Where does this change of mind come from?

The atmosphere in the Foreign Ministry was very good. “We had an excellent exchange,” summarized the president of the Board of Directors of Deutsche Bank, Christian Sewing. But where does this change of mind come from? Germany is still in a delicate economic situation and faces a third consecutive year without growth. Given the tariff policy of the US President, Donald Trump, the perspectives are not good.

3 men give conference, before them, pedestals with microphones. Behind, German bonuses and possibly from the EU (although these do not come to be completely).
The president of the Board of Directors of Deutsche Bank, Christian Sewing, federal chancellor Friedrich Merz and the president of the Board of Directors of Siemens, Roland Busch, made statements after the meeting at the Foreign Ministry.Imagen: Uwe Koch/IMAGO

However, the course of politics is clearly different. Reactivating the economy is the highest priority of the new government. Since the beginning of May, a coalition formed by the conservative parties CDU/CSU and the Social Democrats is in functions. The first measures have already been agreed. Bundestag and Bundesrat (both parliamentary chambers) have approved a special fund with debt of 500 billion euros for additional public investments in infrastructure and climate protection.

Companies will pay less taxes

The price of electricity for the industry will fall and the economy will benefit from a significant tax reduction. This is something that the economy had constantly claimed, without success, to the previous government, a coalition formed by the social democrats of the SPD, the Greens and the Liberal FDP.

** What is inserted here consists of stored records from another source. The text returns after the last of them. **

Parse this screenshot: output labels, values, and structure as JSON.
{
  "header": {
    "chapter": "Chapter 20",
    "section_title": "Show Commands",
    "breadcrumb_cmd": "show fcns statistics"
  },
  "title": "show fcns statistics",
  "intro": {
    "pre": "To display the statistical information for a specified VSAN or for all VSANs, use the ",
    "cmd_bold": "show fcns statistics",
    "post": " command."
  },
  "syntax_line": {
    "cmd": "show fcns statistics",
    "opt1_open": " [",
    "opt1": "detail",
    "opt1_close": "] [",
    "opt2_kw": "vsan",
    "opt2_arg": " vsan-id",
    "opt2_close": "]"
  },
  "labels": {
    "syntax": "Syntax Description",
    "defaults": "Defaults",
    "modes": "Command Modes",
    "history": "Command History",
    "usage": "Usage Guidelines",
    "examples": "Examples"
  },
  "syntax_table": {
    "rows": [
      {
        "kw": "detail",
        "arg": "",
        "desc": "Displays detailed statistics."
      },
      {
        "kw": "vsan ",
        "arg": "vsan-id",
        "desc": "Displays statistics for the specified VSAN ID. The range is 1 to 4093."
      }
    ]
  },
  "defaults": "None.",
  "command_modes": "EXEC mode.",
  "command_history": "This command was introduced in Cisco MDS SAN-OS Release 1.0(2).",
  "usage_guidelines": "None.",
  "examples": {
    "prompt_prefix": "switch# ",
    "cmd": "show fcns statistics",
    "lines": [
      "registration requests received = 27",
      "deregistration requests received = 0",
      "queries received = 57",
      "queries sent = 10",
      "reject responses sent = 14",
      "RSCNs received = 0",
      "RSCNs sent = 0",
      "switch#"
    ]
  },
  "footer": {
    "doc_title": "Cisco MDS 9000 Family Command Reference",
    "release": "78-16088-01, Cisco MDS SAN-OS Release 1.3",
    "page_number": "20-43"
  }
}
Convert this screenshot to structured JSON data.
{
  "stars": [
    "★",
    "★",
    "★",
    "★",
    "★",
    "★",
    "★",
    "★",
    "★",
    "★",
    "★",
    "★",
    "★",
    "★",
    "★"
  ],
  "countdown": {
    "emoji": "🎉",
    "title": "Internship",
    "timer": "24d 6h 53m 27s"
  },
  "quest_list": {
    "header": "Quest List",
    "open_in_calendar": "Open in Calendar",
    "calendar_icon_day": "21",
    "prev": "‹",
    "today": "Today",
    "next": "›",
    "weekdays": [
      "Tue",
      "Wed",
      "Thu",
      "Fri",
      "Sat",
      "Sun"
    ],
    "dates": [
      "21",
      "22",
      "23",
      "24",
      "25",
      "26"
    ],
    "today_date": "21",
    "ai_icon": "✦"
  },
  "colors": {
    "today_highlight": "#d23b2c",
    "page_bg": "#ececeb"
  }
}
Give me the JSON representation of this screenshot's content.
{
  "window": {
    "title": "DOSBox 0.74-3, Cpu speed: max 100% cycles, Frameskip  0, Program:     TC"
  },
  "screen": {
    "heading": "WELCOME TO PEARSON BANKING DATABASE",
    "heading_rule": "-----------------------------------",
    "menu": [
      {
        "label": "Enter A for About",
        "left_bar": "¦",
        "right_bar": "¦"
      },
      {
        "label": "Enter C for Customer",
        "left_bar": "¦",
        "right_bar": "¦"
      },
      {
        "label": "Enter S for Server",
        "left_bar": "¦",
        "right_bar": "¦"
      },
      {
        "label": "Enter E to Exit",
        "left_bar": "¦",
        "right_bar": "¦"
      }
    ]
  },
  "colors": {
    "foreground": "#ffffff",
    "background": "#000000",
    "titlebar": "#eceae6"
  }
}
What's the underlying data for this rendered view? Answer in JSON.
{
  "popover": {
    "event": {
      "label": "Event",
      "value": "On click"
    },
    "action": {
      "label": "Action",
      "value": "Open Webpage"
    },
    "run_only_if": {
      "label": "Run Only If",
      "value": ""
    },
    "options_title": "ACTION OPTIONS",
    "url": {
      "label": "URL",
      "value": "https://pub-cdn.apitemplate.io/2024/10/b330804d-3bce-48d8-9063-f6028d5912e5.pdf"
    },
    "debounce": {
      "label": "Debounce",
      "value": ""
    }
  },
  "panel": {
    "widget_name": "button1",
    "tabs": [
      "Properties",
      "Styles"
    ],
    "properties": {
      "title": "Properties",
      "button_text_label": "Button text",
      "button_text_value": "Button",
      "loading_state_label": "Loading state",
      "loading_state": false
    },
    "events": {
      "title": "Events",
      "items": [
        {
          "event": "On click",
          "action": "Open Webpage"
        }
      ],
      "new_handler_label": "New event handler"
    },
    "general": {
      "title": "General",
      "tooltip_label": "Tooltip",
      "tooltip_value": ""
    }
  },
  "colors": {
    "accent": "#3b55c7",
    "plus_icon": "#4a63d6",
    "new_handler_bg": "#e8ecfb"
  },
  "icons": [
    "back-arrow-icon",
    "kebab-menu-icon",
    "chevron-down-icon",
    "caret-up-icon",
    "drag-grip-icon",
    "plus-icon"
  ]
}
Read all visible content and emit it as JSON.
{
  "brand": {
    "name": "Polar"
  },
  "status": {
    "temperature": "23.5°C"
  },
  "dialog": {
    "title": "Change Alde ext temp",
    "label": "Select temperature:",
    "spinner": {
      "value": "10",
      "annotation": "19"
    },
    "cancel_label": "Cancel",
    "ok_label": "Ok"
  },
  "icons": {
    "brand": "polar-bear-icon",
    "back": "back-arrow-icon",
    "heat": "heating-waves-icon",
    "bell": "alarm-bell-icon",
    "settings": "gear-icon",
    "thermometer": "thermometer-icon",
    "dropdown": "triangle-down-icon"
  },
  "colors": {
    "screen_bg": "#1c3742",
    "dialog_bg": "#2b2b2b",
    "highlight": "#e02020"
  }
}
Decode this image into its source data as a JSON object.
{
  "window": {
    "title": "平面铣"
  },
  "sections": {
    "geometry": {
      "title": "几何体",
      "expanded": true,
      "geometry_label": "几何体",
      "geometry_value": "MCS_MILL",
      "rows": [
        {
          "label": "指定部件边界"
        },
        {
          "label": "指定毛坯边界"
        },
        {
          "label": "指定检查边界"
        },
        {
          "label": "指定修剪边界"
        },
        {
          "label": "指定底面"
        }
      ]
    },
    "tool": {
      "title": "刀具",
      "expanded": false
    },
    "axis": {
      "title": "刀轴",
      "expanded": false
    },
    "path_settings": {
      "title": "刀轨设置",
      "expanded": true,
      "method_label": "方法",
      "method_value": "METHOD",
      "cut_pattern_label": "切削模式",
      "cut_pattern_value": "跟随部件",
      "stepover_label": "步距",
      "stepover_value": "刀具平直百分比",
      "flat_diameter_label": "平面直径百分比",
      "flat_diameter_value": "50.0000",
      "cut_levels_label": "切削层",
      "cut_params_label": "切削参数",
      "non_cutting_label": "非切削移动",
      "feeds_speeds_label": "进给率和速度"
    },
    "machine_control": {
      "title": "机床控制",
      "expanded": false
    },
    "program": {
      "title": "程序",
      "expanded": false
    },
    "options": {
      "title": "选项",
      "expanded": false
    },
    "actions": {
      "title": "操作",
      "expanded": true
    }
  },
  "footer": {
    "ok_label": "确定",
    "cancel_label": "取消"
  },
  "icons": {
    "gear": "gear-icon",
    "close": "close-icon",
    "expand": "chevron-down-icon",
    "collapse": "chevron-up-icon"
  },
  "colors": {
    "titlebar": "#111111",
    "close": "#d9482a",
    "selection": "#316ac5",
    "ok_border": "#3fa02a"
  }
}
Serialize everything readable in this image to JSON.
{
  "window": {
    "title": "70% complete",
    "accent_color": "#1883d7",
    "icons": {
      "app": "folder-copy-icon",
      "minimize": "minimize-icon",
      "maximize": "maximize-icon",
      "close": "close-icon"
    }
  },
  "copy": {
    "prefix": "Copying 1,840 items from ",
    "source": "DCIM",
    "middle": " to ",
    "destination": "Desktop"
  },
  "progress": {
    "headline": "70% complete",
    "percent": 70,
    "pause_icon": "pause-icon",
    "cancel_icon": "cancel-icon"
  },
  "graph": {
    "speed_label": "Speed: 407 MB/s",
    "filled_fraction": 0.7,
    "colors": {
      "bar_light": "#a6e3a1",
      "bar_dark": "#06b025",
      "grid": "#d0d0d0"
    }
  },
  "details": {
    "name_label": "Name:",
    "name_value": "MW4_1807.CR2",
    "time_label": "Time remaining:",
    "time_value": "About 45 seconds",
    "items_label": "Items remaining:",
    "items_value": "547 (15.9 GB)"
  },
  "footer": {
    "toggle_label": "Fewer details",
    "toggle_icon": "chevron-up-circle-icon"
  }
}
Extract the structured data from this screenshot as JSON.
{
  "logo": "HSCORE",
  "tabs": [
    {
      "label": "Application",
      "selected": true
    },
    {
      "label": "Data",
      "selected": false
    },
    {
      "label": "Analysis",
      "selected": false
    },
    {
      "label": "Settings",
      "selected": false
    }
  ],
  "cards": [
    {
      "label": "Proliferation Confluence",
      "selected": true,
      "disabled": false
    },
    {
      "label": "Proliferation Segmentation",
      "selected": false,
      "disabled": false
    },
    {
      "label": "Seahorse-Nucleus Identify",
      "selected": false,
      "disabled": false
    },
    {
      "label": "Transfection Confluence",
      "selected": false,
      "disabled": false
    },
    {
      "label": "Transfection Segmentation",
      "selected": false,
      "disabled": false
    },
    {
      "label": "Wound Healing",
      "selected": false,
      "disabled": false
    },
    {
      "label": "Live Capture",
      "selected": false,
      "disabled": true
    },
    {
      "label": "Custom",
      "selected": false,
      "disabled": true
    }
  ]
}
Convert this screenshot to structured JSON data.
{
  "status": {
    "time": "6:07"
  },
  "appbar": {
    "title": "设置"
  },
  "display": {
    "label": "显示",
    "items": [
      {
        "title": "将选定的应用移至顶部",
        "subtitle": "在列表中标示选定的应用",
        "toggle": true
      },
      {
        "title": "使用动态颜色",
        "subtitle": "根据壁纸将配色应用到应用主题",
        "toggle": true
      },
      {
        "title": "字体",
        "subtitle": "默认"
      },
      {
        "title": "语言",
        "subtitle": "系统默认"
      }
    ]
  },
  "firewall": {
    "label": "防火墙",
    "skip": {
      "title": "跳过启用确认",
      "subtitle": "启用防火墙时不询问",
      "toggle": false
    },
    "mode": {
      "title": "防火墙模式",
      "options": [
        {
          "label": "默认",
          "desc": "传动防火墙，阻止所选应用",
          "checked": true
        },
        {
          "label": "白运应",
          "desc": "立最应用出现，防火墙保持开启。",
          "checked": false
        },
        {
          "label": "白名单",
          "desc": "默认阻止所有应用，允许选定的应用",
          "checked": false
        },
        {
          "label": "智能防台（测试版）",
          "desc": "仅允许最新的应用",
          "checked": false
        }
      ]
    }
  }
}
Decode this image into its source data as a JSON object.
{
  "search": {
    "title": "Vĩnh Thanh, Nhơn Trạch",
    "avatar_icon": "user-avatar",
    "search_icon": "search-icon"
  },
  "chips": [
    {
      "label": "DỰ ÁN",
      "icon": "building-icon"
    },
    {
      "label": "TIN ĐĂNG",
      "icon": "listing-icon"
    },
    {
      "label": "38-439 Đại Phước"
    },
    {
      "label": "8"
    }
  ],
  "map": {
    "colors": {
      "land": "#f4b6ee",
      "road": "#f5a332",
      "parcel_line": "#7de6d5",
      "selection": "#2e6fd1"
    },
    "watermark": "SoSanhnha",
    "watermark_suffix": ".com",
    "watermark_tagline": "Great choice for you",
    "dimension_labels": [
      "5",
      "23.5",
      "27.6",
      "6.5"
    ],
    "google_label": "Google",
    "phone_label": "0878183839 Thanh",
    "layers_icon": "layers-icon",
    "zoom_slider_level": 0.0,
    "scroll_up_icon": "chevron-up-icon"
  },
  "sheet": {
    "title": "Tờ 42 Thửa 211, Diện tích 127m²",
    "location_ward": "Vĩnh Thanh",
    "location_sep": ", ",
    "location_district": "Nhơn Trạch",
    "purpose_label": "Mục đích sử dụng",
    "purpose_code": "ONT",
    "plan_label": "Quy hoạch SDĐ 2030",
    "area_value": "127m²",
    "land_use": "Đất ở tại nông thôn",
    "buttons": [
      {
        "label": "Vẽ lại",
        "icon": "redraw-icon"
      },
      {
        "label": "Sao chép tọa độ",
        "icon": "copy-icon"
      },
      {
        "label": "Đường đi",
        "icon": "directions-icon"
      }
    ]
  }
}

With Friedrich Merz, he now governs a chancellor who has worked for many years in the economic sector. The lawyer Merz was, among other things, president of the Supervision Council of the American financial investor Blackrock.

A new proximity between politics and economics

“Today we have started a new form of collaboration,” said Siemens’s general director, Roland Busch. “The dialogue has shown that politics and economy remake in the same direction.”

Busch believes that, to release the billion announced, the policy should regulate less and give more freedom to companies. The economy requires reforms, especially in terms of bureaucracy and social quotes, which make labor costs more expensive.

Are pensions still safe?

42 percent of the gross national product, that is, of the total economic performance of Germany, is currently allocated to the social budget. And Germany is a country that ages. In order to continue financing pensions, the State must contribute more money to pension boxes every year.

The OECD considers that social security reform is the biggest challenge for Germany as a place of investment. If nothing is changed, the State will have to continue borrowing to be able to maintain social systems. Friedrich Merz has already announced that reforming them is the next point in the political agenda of the coalition.